We’re currently experimenting with a few things that may or may not help to change this:
- JMAP defines a protocol for push, using either Server-Sent Events or a protocol not unlike the mobile vendor push channels. The way JMAP push works is that on login, the client sends the server a URL for a push service, rather than a vendor-specific “push token”. The server will send simple “something has changed” messages (matching the JMAP data model) to that URL when something happens. The details of how that message gets from the push service to the client is outside of JMAP’s scope, but what it means in theory is the user could choose a push service to use (perhaps even their own).
- We’ve thought about (but have no currently plans to implement) an IMAP extension that would do largely the same thing - allow a client to send a URL to send change notifications to.
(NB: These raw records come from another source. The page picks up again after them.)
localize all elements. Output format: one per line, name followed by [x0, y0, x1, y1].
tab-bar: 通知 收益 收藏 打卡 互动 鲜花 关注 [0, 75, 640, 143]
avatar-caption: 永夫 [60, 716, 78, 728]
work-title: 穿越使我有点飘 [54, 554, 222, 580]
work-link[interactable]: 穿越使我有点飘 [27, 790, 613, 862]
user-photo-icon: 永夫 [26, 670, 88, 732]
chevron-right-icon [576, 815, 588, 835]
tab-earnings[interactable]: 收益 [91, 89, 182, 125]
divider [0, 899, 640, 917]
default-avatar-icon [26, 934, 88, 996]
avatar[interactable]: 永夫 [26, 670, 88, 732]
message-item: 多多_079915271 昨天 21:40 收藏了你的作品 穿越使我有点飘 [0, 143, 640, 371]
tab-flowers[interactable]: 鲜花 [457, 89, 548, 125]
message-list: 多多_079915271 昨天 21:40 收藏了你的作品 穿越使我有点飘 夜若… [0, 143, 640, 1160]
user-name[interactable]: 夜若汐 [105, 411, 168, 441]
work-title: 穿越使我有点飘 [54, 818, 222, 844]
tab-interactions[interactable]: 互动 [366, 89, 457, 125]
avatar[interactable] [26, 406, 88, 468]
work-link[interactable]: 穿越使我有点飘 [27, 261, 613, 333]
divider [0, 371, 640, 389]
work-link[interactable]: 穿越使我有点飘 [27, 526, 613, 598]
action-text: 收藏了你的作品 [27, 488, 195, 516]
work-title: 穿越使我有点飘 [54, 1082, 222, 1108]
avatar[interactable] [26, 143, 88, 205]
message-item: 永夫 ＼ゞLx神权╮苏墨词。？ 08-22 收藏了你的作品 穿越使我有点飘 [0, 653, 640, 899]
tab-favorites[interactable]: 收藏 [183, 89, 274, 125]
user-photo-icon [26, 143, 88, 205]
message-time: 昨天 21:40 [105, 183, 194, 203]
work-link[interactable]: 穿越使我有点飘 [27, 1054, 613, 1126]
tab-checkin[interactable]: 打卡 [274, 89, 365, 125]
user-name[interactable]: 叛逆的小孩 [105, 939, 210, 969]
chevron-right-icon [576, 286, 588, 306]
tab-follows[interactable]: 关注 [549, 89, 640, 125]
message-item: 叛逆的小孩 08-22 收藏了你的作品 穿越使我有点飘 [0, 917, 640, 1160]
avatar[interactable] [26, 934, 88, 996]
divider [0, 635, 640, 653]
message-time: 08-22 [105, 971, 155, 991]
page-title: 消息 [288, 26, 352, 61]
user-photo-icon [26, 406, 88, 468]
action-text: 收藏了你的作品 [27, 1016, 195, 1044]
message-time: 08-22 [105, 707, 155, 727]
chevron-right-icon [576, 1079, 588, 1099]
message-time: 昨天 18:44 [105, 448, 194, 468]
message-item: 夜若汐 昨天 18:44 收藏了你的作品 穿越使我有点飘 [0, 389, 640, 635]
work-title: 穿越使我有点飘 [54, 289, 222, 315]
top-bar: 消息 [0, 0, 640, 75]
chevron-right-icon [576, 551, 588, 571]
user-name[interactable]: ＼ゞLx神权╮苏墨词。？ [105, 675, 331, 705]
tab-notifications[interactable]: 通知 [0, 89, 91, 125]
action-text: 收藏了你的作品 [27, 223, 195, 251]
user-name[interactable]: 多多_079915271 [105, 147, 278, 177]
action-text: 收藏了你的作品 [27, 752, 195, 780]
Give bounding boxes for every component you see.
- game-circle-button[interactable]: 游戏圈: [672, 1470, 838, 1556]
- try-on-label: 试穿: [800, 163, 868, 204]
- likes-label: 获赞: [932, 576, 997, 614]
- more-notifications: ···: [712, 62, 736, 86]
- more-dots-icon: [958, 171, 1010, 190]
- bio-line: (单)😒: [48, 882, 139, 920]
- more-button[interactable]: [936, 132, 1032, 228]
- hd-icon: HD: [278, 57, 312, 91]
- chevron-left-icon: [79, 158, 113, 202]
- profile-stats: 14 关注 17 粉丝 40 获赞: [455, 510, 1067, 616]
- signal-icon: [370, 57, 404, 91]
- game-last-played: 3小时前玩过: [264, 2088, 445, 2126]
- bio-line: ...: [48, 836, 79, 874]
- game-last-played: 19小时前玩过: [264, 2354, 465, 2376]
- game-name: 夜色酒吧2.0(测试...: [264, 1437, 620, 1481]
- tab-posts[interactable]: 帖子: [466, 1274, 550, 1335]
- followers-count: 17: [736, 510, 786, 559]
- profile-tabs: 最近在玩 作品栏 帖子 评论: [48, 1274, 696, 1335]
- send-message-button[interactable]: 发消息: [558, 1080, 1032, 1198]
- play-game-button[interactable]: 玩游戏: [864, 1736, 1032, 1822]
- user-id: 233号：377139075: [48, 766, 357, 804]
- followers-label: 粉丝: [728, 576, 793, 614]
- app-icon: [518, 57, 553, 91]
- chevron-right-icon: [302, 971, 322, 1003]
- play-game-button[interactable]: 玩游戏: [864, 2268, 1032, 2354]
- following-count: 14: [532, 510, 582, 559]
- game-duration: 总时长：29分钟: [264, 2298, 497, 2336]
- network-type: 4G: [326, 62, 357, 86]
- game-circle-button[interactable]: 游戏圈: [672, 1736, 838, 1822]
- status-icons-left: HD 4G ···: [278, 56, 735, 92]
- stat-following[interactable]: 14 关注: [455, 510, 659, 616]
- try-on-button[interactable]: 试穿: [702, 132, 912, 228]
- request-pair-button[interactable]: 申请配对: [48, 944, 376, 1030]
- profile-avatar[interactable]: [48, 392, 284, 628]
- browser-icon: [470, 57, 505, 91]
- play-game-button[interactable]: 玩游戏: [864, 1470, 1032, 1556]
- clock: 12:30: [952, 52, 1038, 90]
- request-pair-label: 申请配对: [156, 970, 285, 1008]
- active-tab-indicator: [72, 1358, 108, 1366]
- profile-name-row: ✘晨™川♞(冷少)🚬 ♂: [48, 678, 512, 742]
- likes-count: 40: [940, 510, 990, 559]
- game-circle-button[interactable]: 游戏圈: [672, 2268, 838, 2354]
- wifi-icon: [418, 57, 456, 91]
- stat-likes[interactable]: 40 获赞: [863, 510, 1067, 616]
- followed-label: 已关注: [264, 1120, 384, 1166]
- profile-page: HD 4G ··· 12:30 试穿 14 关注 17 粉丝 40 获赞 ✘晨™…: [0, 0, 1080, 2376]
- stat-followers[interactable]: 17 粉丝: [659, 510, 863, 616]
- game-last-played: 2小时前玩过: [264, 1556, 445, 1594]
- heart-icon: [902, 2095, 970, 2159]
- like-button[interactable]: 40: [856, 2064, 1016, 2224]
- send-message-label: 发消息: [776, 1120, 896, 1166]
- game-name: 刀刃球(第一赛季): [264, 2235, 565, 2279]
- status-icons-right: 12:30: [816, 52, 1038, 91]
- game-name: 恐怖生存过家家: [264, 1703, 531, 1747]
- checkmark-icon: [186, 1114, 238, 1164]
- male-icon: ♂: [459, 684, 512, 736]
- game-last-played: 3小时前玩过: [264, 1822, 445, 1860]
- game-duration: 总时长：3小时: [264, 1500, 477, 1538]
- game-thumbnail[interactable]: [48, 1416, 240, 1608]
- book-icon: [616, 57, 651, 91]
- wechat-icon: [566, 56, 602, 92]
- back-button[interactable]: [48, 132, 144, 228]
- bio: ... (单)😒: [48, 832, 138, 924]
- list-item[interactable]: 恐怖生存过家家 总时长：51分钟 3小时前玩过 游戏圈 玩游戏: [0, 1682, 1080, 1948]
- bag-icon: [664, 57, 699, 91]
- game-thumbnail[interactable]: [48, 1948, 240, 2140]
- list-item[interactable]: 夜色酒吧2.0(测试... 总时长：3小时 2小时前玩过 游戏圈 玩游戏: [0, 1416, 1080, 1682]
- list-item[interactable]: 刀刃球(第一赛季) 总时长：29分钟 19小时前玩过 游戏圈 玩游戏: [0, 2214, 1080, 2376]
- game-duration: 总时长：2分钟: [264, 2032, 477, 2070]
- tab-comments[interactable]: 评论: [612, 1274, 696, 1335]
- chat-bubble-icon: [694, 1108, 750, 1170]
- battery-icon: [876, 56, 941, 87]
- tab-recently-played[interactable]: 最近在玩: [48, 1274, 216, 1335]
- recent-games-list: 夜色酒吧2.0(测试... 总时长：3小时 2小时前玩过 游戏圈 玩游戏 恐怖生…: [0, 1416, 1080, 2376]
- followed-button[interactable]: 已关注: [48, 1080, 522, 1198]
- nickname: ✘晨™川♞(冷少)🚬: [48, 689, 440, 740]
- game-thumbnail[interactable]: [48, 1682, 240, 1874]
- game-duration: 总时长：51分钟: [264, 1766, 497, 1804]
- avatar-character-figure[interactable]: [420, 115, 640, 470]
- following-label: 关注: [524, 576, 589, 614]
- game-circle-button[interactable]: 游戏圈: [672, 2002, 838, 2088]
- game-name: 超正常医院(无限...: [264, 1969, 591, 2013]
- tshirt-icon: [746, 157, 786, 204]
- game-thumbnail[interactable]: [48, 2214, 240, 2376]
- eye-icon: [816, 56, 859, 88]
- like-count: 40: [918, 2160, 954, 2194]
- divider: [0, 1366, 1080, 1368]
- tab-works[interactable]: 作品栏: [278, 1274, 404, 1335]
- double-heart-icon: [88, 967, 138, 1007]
- We’re playing with additional Sieve notification mechanisms that will send new mail notifications to various services, including Pushover, Slack and IFTTT. These are not quite the same as application push, as they are based on user mail rules (filters), but they’re another attempt to find out what it looks like to receive information about your incoming mail flow outside of your mail application itself.
Time will tell if these experiments will go anywhere. These are the kind of things that require lots of different clients and servers to play with and see what works and what doesn’t. That’s not something we can do by ourselves, but if you’re a mail client author and you’d like to be able to do better push than what IMAP IDLE can give you, you should talk to us!